Ao contrário do que muitos pensam, não me parece que se possa resolver qualquer problema europeu significativo, actual ou futuro, importando, pura e simplesmente, de experiências passadas, de experiências constitucionais, de compêndios históricos ou de compêndios em voga, fórmulas ou conceitos constitucionais «prontos a servir», manifestamente nascidos noutros mundos. Exportar ou pretender transferir para a Europa modelos constitucionais parece interessante para alguma «engenharia» constitucional, mas não parece promissor para aplicar a uma União que nasceu diferente, cresceu já num mundo diferente e deve preparar-se para se afirmar também num mundo diferente.
Tomámos hoje consciência de que uma actividade parlamentar institucional, totalmente ou fundamentalmente exercida a jusante do processo negocial, é uma actividade de baixa escolha e de baixa influência - no limite, sim ou não, in ou out. É verdade que a competência soberana pode parecer a máxima, mas, na verdade, os condicionamentos ao seu exercício podem ser, eles sim, máximos, e, portanto, a escolha e a influência podem ser mínimas.
Sabe-se que uma das assimetrias que tem sido sublinhada nesta matéria é a de que, pela natureza das coisas, os governos negoceiam em conjunto e os parlamentos aprovam ou usam aprovar - e devem continuar a fazê-lo - em separado, parecendo aqui bem fácil acrescentar que o poder se situa onde existe e não existe onde apenas se situa.
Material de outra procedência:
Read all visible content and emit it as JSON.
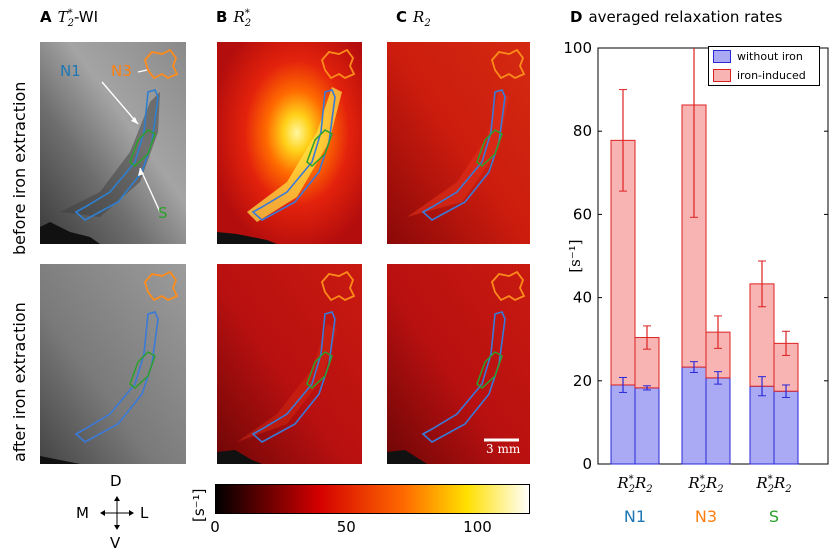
{
  "panels": {
    "a": {
      "letter": "A",
      "title_math": "T",
      "title_sup": "*",
      "title_sub": "2",
      "title_suffix": "-WI"
    },
    "b": {
      "letter": "B",
      "title_math": "R",
      "title_sup": "*",
      "title_sub": "2"
    },
    "c": {
      "letter": "C",
      "title_math": "R",
      "title_sub": "2"
    },
    "d": {
      "letter": "D",
      "title": "averaged relaxation rates"
    }
  },
  "row_labels": {
    "top": "before iron extraction",
    "bottom": "after iron extraction"
  },
  "roi_labels": {
    "n1": "N1",
    "n3": "N3",
    "s": "S"
  },
  "scale_bar": "3 mm",
  "orientation": {
    "d": "D",
    "m": "M",
    "l": "L",
    "v": "V"
  },
  "colorbar": {
    "unit": "[s⁻¹]",
    "ticks": [
      "0",
      "50",
      "100"
    ],
    "min": 0,
    "max": 120
  },
  "colors": {
    "n1": "#1f77b4",
    "n3": "#ff7f0e",
    "s": "#2ca02c",
    "without_iron": "#aaaaf4",
    "iron_induced": "#f8b3b3",
    "blue_edge": "#2828d8",
    "red_edge": "#dd2222"
  },
  "chart_data": {
    "type": "bar",
    "title": "averaged relaxation rates",
    "ylabel": "[s⁻¹]",
    "ylim": [
      0,
      100
    ],
    "yticks": [
      0,
      20,
      40,
      60,
      80,
      100
    ],
    "groups": [
      "N1",
      "N3",
      "S"
    ],
    "bar_labels": [
      "R2*",
      "R2"
    ],
    "legend": {
      "position": "top-right",
      "entries": [
        "without iron",
        "iron-induced"
      ]
    },
    "series": [
      {
        "name": "without iron",
        "values": [
          19.0,
          18.3,
          23.3,
          20.7,
          18.7,
          17.5
        ],
        "errors": [
          1.8,
          0.5,
          1.3,
          1.5,
          2.3,
          1.5
        ]
      },
      {
        "name": "iron-induced",
        "values": [
          58.8,
          12.1,
          63.0,
          11.0,
          24.6,
          11.5
        ],
        "errors": [
          12.2,
          2.8,
          27.0,
          3.9,
          5.5,
          2.9
        ]
      }
    ],
    "totals": [
      77.8,
      30.4,
      86.3,
      31.7,
      43.3,
      29.0
    ]
  }
}
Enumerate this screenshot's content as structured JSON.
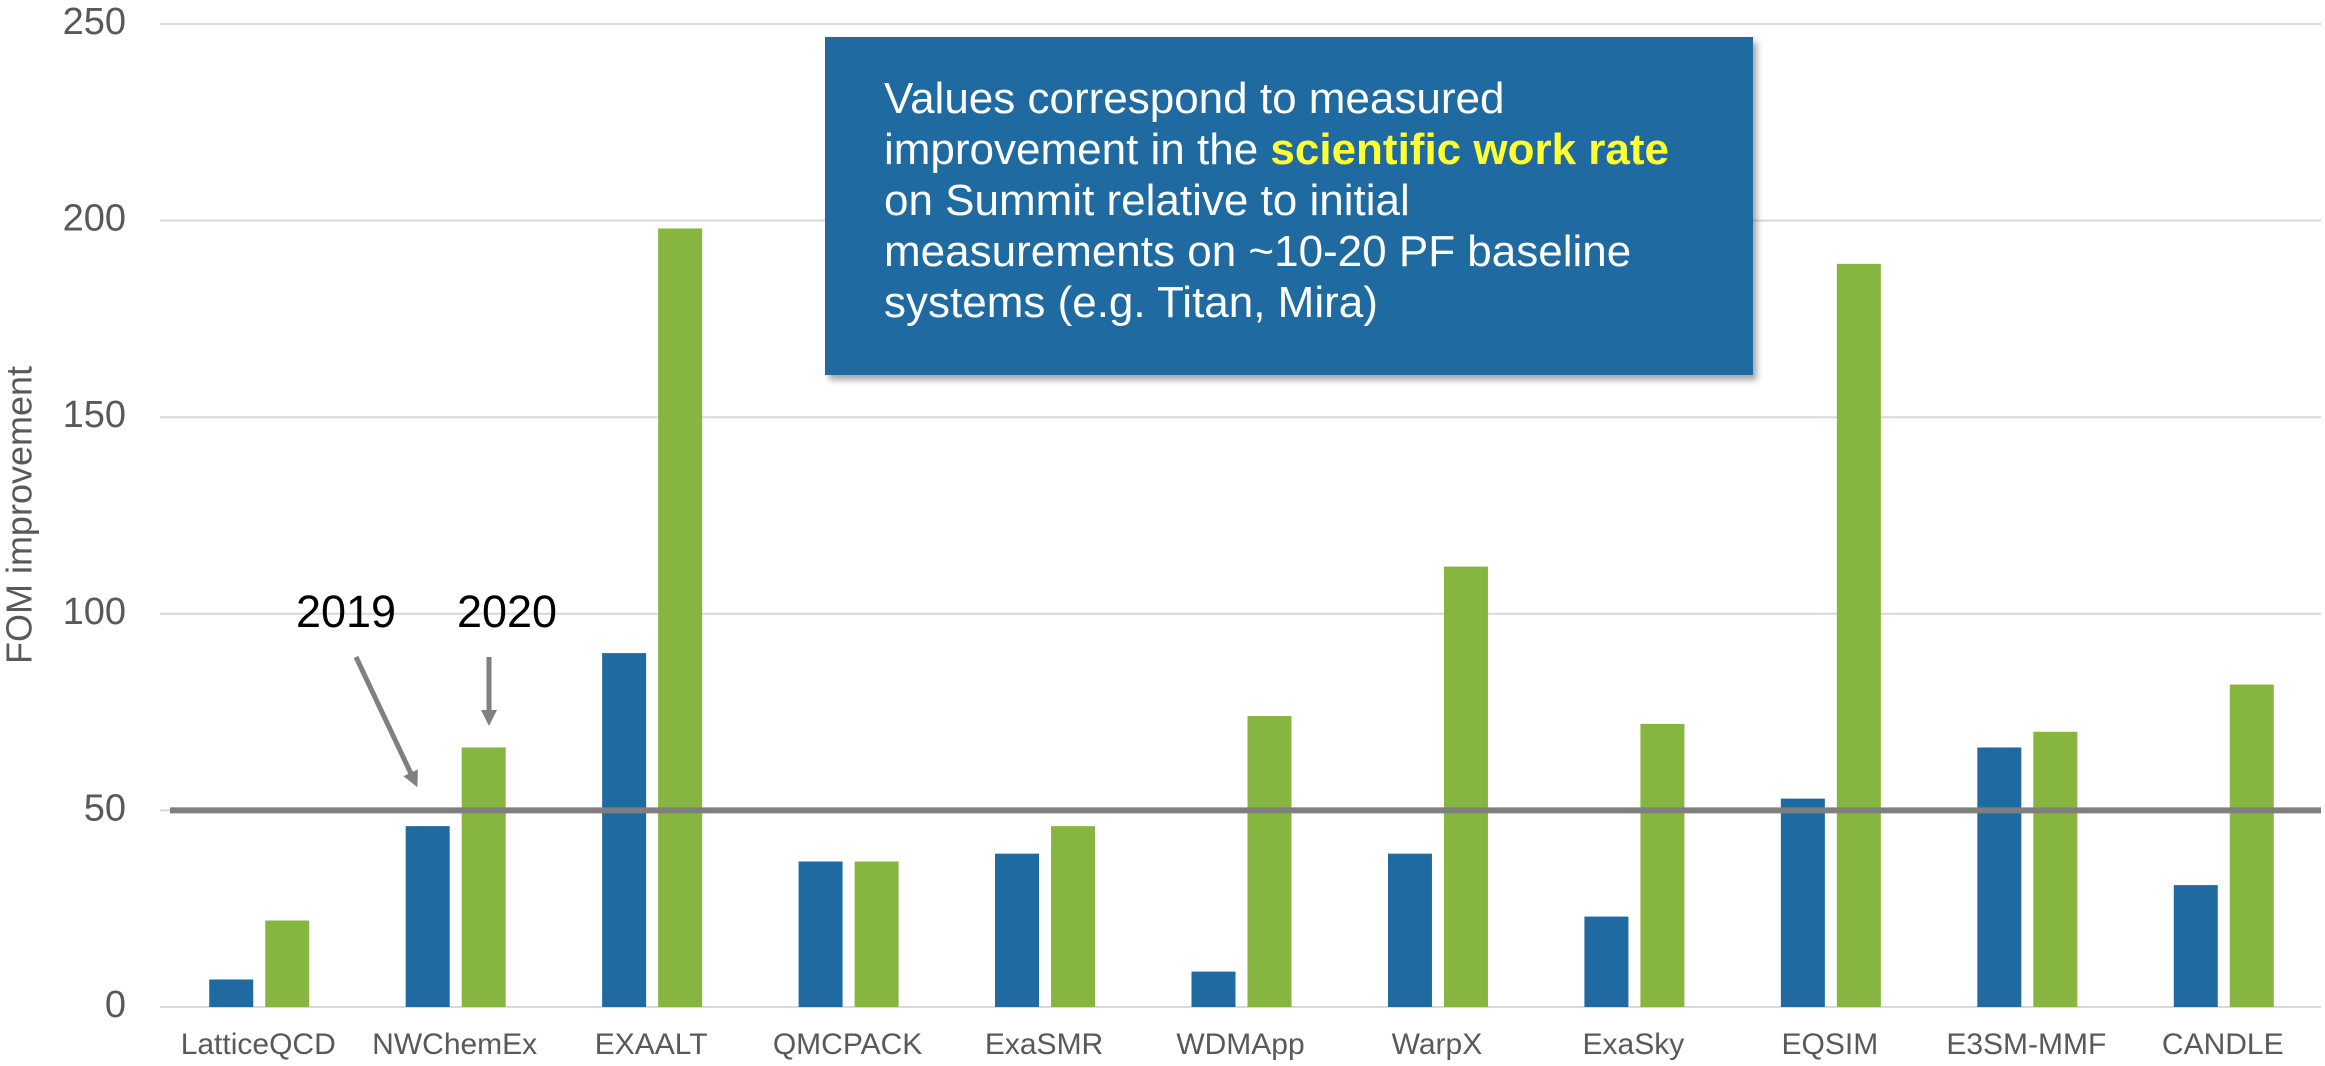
{
  "chart_data": {
    "type": "bar",
    "y_axis_label": "FOM improvement",
    "categories": [
      "LatticeQCD",
      "NWChemEx",
      "EXAALT",
      "QMCPACK",
      "ExaSMR",
      "WDMApp",
      "WarpX",
      "ExaSky",
      "EQSIM",
      "E3SM-MMF",
      "CANDLE"
    ],
    "series": [
      {
        "name": "2019",
        "color": "#1f6aa0",
        "values": [
          7,
          46,
          90,
          37,
          39,
          9,
          39,
          23,
          53,
          66,
          31
        ]
      },
      {
        "name": "2020",
        "color": "#86b640",
        "values": [
          22,
          66,
          198,
          37,
          46,
          74,
          112,
          72,
          189,
          70,
          82
        ]
      }
    ],
    "ylim": [
      0,
      250
    ],
    "yticks": [
      0,
      50,
      100,
      150,
      200,
      250
    ],
    "grid": true,
    "reference_line": {
      "value": 50,
      "color": "#7f7f7f"
    },
    "annotation": {
      "text_parts": [
        "Values correspond to measured improvement in the ",
        "scientific work rate",
        " on Summit relative to initial measurements on ~10-20 PF baseline systems (e.g. Titan, Mira)"
      ]
    }
  }
}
Sr. Presidente, Sr.as e Srs. Deputados: É bem possível que este Tratado de Nice, que quase um ano depois regressa ao nosso convívio - num mundo já significativamente alterado, como aqui foi referido -, nos atire para aquele patamar em que o papel dos parlamentos nacionais nos tratados europeus deixe de ser exactamente o que era, não pela subversão dos equilíbrios constitucionais mas, sim, pela reposição e rejuvenescimento dos papéis constitucionais dos órgãos de soberania electivos que os novos fenómenos de poder operam no sentido de reduzir ou de desequilibrar.
Os tratados europeus é que não poderão, talvez, continuar a ser o que têm sido na substância. Foi notoriamente difícil, ou pelo menos a imagem foi realista demais, que Nice fosse o que foi, sendo que Nice, não podendo ser mais, infelizmente para a Europa, não foi muito. Se essa lógica não fosse interrompida, correr-se-ia o risco de a desaceleração criar, da próxima, ainda menos.
Mas os tratados europeus também não poderão continuar a ser o que têm sido em matéria de método. Precisamos de ter parlamentos participantes não apenas no fim mas também em fases anteriores da feitura dos trabalhos europeus. Devemos ter, e vamos seguramente ter, trabalho e exercício em comum dos governos e trabalho e exercício em comum dos parlamentos sobre os problemas e sobre as soluções.
Esta poderá ser, pois, a última aprovação de um tratado instituidor da Europa em que a Assembleia se debruce sobre um texto em cuja elaboração não cooperou directa e continuadamente com outros parlamentos europeus.